A televisão russa, controlada pelo Estado, mostrou imagens da destruição na capital da Ossétia do Sul e por várias vezes falou em “catástrofe humanitária” provocada pelos ataques da Geórgia, com mais de dois mil mortos e milhares de desalojados.

Por seu lado, uma fonte governamental georgiana disse à Reuters que os ataques russos no país provocaram 129 mortes civis e militares e mais de 700 pessoas ficaram feridas.

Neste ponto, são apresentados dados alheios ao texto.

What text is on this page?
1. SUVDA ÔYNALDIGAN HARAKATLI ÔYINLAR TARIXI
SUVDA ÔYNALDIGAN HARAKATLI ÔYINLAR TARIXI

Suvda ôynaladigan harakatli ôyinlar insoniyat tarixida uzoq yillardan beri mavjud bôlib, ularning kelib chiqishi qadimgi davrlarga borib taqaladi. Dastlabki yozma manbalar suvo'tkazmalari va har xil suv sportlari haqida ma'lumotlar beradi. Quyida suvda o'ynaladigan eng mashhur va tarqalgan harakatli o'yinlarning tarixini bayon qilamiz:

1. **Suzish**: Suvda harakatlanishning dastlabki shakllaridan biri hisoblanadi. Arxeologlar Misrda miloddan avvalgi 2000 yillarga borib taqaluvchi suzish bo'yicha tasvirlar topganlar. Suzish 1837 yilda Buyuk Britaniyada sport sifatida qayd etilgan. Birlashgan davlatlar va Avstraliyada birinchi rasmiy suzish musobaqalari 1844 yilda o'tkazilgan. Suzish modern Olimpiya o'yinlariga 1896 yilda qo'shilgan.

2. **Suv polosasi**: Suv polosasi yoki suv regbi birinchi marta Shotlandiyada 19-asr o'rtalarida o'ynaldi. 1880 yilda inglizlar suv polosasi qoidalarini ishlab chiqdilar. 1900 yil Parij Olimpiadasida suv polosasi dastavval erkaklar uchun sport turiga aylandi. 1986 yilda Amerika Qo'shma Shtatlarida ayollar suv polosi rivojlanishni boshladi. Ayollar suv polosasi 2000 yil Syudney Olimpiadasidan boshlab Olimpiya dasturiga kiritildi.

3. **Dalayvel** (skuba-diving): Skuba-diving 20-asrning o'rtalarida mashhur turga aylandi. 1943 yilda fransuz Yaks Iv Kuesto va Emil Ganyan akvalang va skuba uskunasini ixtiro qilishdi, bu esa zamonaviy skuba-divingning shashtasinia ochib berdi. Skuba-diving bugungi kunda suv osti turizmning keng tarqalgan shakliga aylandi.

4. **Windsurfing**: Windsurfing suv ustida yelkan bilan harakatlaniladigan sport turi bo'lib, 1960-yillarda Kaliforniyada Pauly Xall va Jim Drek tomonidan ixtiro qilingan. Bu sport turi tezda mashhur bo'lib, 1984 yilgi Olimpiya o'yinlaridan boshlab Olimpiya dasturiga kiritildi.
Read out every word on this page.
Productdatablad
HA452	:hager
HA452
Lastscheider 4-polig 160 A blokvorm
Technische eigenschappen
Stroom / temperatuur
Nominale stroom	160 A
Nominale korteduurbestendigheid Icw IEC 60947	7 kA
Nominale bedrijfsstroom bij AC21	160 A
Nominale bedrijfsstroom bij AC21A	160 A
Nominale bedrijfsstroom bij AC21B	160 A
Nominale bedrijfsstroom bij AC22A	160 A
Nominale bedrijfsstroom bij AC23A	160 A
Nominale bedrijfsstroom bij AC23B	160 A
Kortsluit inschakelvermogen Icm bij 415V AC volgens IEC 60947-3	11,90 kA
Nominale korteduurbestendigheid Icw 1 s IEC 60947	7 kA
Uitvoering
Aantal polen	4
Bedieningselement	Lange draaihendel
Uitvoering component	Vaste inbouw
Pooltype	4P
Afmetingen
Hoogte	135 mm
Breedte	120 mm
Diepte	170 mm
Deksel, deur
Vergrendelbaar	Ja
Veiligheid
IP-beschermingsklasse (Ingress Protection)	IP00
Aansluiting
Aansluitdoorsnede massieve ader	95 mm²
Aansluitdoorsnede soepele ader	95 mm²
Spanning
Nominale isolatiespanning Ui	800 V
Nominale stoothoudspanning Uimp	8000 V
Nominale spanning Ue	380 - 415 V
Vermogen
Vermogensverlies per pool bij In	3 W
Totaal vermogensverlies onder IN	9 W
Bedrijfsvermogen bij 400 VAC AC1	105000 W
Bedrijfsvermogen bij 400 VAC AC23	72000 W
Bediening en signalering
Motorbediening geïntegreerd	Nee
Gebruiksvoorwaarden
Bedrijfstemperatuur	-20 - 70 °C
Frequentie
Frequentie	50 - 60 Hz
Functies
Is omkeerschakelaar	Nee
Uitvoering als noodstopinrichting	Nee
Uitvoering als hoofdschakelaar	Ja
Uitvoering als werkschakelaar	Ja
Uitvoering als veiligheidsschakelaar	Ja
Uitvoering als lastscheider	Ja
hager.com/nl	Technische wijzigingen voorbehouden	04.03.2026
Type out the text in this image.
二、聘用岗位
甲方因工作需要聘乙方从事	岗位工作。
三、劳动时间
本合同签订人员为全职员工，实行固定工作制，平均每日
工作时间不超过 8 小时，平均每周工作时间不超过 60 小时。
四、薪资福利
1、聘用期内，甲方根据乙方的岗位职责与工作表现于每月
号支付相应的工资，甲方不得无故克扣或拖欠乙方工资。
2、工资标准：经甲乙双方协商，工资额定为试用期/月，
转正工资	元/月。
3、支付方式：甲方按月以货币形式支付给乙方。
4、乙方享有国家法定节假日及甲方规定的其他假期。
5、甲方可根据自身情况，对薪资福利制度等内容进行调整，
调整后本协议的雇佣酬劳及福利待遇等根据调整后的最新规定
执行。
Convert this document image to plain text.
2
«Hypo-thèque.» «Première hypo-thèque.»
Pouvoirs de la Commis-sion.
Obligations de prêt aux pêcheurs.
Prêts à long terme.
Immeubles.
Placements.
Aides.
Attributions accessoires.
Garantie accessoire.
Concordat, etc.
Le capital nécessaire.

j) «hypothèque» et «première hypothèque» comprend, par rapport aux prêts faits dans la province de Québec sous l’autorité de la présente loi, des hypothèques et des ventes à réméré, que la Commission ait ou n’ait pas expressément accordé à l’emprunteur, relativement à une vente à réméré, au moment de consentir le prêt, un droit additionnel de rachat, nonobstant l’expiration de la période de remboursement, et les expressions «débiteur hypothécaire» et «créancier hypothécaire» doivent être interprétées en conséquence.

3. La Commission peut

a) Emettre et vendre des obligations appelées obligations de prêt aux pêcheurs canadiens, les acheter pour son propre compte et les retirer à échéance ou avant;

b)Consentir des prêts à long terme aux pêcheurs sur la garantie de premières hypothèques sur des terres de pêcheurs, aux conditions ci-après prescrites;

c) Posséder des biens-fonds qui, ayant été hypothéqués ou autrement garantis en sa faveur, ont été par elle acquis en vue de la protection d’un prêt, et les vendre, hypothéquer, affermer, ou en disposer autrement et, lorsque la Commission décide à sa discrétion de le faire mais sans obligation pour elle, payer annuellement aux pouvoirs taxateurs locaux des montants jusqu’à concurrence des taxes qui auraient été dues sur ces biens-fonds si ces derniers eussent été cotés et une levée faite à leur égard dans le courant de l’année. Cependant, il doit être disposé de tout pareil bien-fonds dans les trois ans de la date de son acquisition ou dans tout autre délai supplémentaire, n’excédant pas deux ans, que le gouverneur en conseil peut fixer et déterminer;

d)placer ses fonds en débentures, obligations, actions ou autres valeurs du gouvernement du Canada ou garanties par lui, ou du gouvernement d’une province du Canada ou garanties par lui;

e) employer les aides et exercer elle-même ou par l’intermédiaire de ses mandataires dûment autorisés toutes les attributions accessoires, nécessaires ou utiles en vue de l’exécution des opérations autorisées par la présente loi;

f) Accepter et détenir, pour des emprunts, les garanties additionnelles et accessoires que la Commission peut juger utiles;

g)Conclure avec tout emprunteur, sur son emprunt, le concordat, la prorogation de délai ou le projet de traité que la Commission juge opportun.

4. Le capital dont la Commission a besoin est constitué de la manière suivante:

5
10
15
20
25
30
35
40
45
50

Ocidente preocupado com conflito regional

Os EUA, aliados da Geórgia, alertaram a Rússia para o facto de o reforço das operações militares na região poder ter um impacto “significativo e de longa duração” nas relações com o país.

Apesar do anúncio de retirada georgiana, as movimentações militares russas continuaram. Ao final do dia um barco da Geórgia com lança-mísseis foi afundado por navios russos estacionados no Mar Negro.

Imagem do mapa da Geór gia

Ainda este domingo o ministro francês dos Negócios Estrangeiros deslocou-se à Geórgia para iniciar negociações com o presidente Mikheil Saakashvili para tentar por fim ao conflito. Segue depois para Moscovo onde é também esperado durante a semana o presidente francês Nicolas Sarkozy, que assume actualmente a presidência da União Europeia.

Cronologia


  • 1991-1992
    A Ossétia do Sul combate pela separação da Geórgia, cuja independência é também recente.


  • 2004
    Mikhail Saakasvili é eleito para a Presidência da Geórgia e promete recuperar todos os territórios “perdidos”.


  • 2006
    Num referendo não oficial, os habitantes da Ossétia do Sul votam pela independência face à Geórgia.


  • Abril de 2008
    Moscovo incrementa os laços com as regiões da Abkhazia e da Ossétia do Sul.


  • Julho de 2008
    A Rússia admite ter feito passar caças sobre a Ossétia do Sul. Moscovo e Tblissi trocam acusações, responsabilizando-se mutuamente pela escalada militar.


  • 7 de Agosto de 2008
    Ao cabo de intensos confrontos entre as forças militares georgianas e rebeldes da Ossétia do Sul, os dois lados chegam a acordo para um cessar-fogo.


  • 8 de Agosto de 2008
    As forças da Geórgia voltam a envolver-se em intensos combates com os rebeldes e intensificam as operações militares na região da Ossétia do Sul, apertando o cerco a Tskhinvali.